Un atto di accusa e, al tempo stesso un’ammissione d’impotenza. Il messaggero registra nella sua mente e inizia un pellegrinaggio disperato alla ricerca dei grandi della Terra. Uscito dalla Polonia si rivolge alle potenze alleate, arriva fino alla Casa Bianca con un mandato preciso. La mattina del 28 luglio 1943 un lungo colloquio con Roosevelt: «Le domande del Presidente erano pertinenti, dettagliate e centrate sui punti più importanti. Fui costretto a precisare, con esempi concreti, che non si trattava di “persecuzioni”, ma dello sterminio sistematico dell’intera popolazione ebraica».

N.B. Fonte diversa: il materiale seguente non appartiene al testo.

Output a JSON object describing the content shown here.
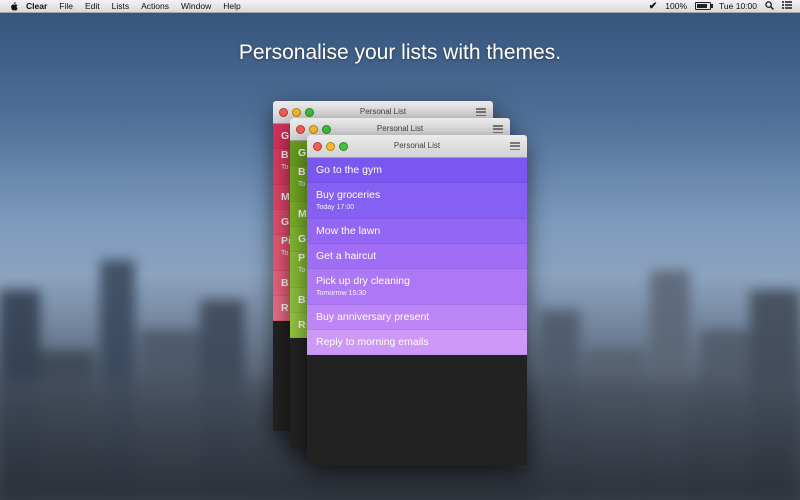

Il finale purtroppo è noto. Jan Karski scrive le sue memorie, prima edizione 1944, titolo Story of a Secret State, e anche il percorso del volume, delle sue successive edizioni e revisioni dell’autore, diventa una storia nella storia. Si trasferisce negli Stati Uniti insegnando Scienze politiche presso la Georgetown University di Washington. Tenta di voltare pagina fino a quando Claude Lanzmann lo rende protagonista del suo Shoah (1985) in una sofferta intervista di otto ore che riapre ferite e interrogativi sull’indifferenza degli alleati. Muore nel 2000. Marek Edelman, sopravvissuto all’insurrezione del ghetto di Varsavia, partecipa alla messa funebre. Sulla targa che accompagna il monumento in suo onore, all’esterno del consolato polacco a Manhattan, a due passi dalla Morgan Library, si legge: «Il primo a informare gli alleati dell’Olocausto quando ci sarebbe stato forse il tempo per impedirlo».